Cases & Decisions

R. c. A.M. [Chiens renifleurs dans les écoles]

Court: Cour suprême du Canada, 2008

JFCY a participé comme intervenante à la Cour suprême du Canada dans une cause à l’encontre d’un étudiant dans une école secondaire de Sarnia. Le directeur de l’école a invité les policiers à venir à l’improviste avec leurs chiens renifleurs pour fouiller pour des drogues- une pratique que certaines écoles et certains conseils adoptent plus que d’autres. Lors d’une de ces interventions, tous les étudiants étaient « confisqués » dans leurs salles de classe et n’étaient pas autorisés à se déplacer dans leurs prochaines classes jusqu’à ce que la fouille soit terminée. Les policiers n’ont trouvé qu’un seul étudiant avec de la drogue à l’intérieur de son sac à dos. Il a été accusé d’une infraction criminelle. Au procès, la preuve de la drogue a été exclue parce que le juge était d’avis que les chiens renifleurs et les policiers ont procédé à une fouille illégale qui violait les droits des étudiants.

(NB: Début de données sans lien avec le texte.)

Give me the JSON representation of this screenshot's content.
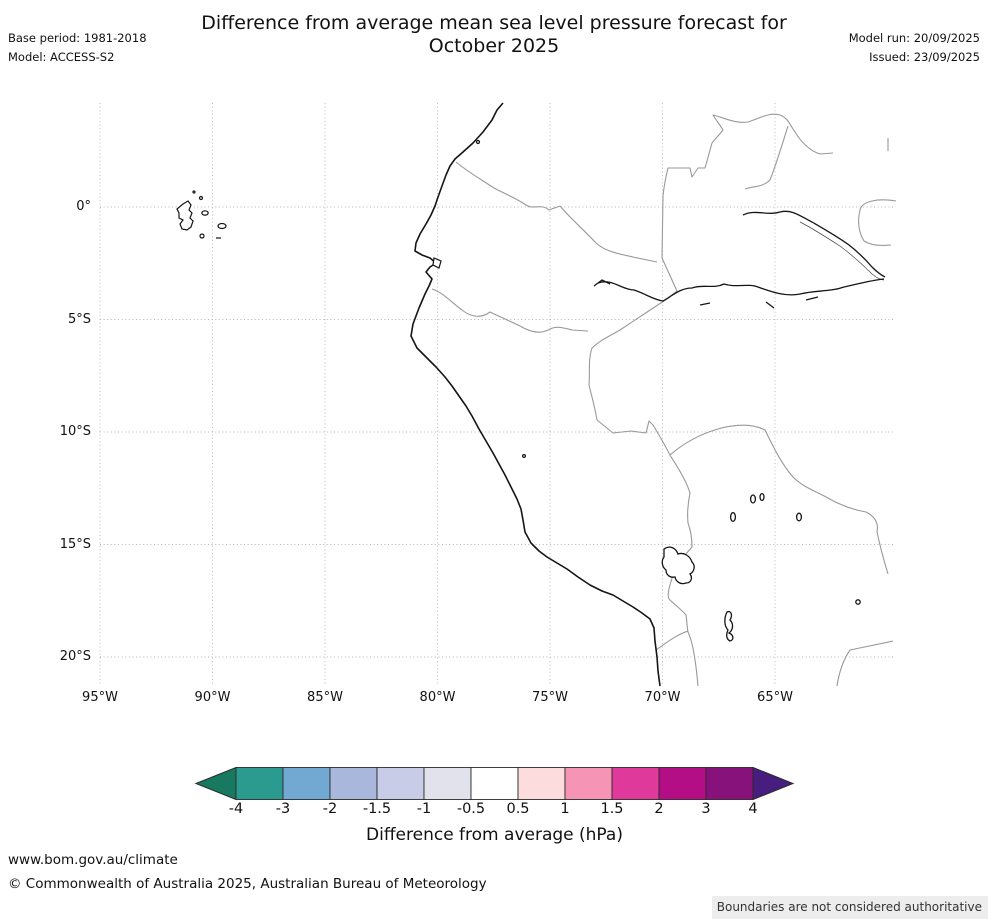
{
  "header": {
    "title_line1": "Difference from average mean sea level pressure forecast for",
    "title_line2": "October 2025",
    "base_period": "Base period: 1981-2018",
    "model": "Model: ACCESS-S2",
    "model_run": "Model run: 20/09/2025",
    "issued": "Issued: 23/09/2025"
  },
  "map": {
    "lat_ticks": [
      "0°",
      "5°S",
      "10°S",
      "15°S",
      "20°S"
    ],
    "lon_ticks": [
      "95°W",
      "90°W",
      "85°W",
      "80°W",
      "75°W",
      "70°W",
      "65°W"
    ],
    "features": [
      "coastline",
      "country-borders",
      "galapagos-islands",
      "amazon-rivers",
      "lake-titicaca"
    ]
  },
  "colorbar": {
    "label": "Difference from average (hPa)",
    "units": "hPa",
    "tick_labels": [
      "-4",
      "-3",
      "-2",
      "-1.5",
      "-1",
      "-0.5",
      "0.5",
      "1",
      "1.5",
      "2",
      "3",
      "4"
    ],
    "tick_values": [
      -4,
      -3,
      -2,
      -1.5,
      -1,
      -0.5,
      0.5,
      1,
      1.5,
      2,
      3,
      4
    ],
    "segment_colors": [
      "#2b9b90",
      "#72a9d3",
      "#a8b7db",
      "#c9cce7",
      "#e2e2ec",
      "#ffffff",
      "#fcdcdc",
      "#f694b6",
      "#e0399c",
      "#b40e86",
      "#87127b"
    ],
    "arrow_left_color": "#177a60",
    "arrow_right_color": "#471d80",
    "outline_color": "#2b2b2b"
  },
  "footer": {
    "url": "www.bom.gov.au/climate",
    "copyright": "© Commonwealth of Australia 2025, Australian Bureau of Meteorology",
    "boundaries_note": "Boundaries are not considered authoritative"
  }
}
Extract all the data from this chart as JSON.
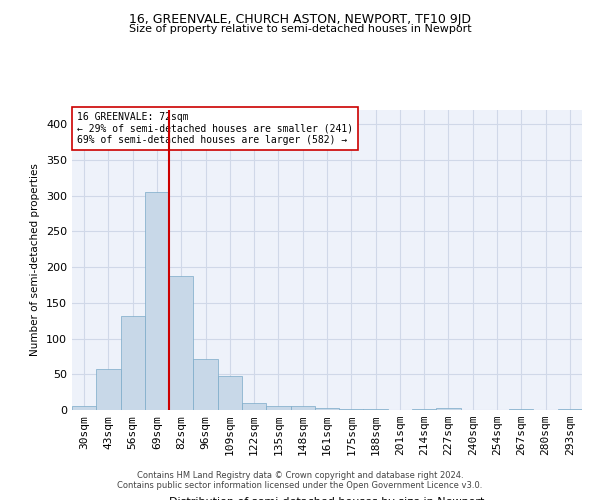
{
  "title": "16, GREENVALE, CHURCH ASTON, NEWPORT, TF10 9JD",
  "subtitle": "Size of property relative to semi-detached houses in Newport",
  "xlabel": "Distribution of semi-detached houses by size in Newport",
  "ylabel": "Number of semi-detached properties",
  "footer_line1": "Contains HM Land Registry data © Crown copyright and database right 2024.",
  "footer_line2": "Contains public sector information licensed under the Open Government Licence v3.0.",
  "annotation_line1": "16 GREENVALE: 72sqm",
  "annotation_line2": "← 29% of semi-detached houses are smaller (241)",
  "annotation_line3": "69% of semi-detached houses are larger (582) →",
  "bar_color": "#c8d8e8",
  "bar_edge_color": "#7aaac8",
  "vline_color": "#cc0000",
  "annotation_box_edge": "#cc0000",
  "grid_color": "#d0d8e8",
  "bg_color": "#eef2fa",
  "categories": [
    "30sqm",
    "43sqm",
    "56sqm",
    "69sqm",
    "82sqm",
    "96sqm",
    "109sqm",
    "122sqm",
    "135sqm",
    "148sqm",
    "161sqm",
    "175sqm",
    "188sqm",
    "201sqm",
    "214sqm",
    "227sqm",
    "240sqm",
    "254sqm",
    "267sqm",
    "280sqm",
    "293sqm"
  ],
  "values": [
    5,
    58,
    131,
    305,
    188,
    72,
    48,
    10,
    6,
    5,
    3,
    2,
    1,
    0,
    2,
    3,
    0,
    0,
    2,
    0,
    1
  ],
  "ylim": [
    0,
    420
  ],
  "yticks": [
    0,
    50,
    100,
    150,
    200,
    250,
    300,
    350,
    400
  ],
  "vline_x_index": 3.5
}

La cause a été portée en appel à la Cour suprême du Canada. La Cour était en partie divisée. Quatre juges étaient d’avis que ce qu’un chien renifleur fait équivaut à une fouille, qu’il n’existait pas de motifs valables pour cette fouille et qu’elle était donc illégale. La preuve devait donc être exclue et l’étudiant a été acquitté. Deux juges étaient d’accord avec le résultat mais ont fourni des explications beaucoup plus longues. Ils ont souligné qu’un sac à dos devrait être autant à l’abri des fouilles que le serait le porte-documents d’un homme d’affaire qui se rend au travail dans une tour à bureau. Ils ont fait la remarque que les droits à la vie privée sont relatifs aux individus et non aux endroits et à moins d’avoir des motifs pour fouiller une école, les étudiants qui la fréquentent jouissent encore de droits à la vie privée. Bien que les étudiants puissent posséder moins de droits à la vie privée lorsqu’il s’agit d’un directeur qui a des motifs de les soupçonner, les policiers n’ont pas plus de pouvoirs dans une école qu’ils en auraient ailleurs.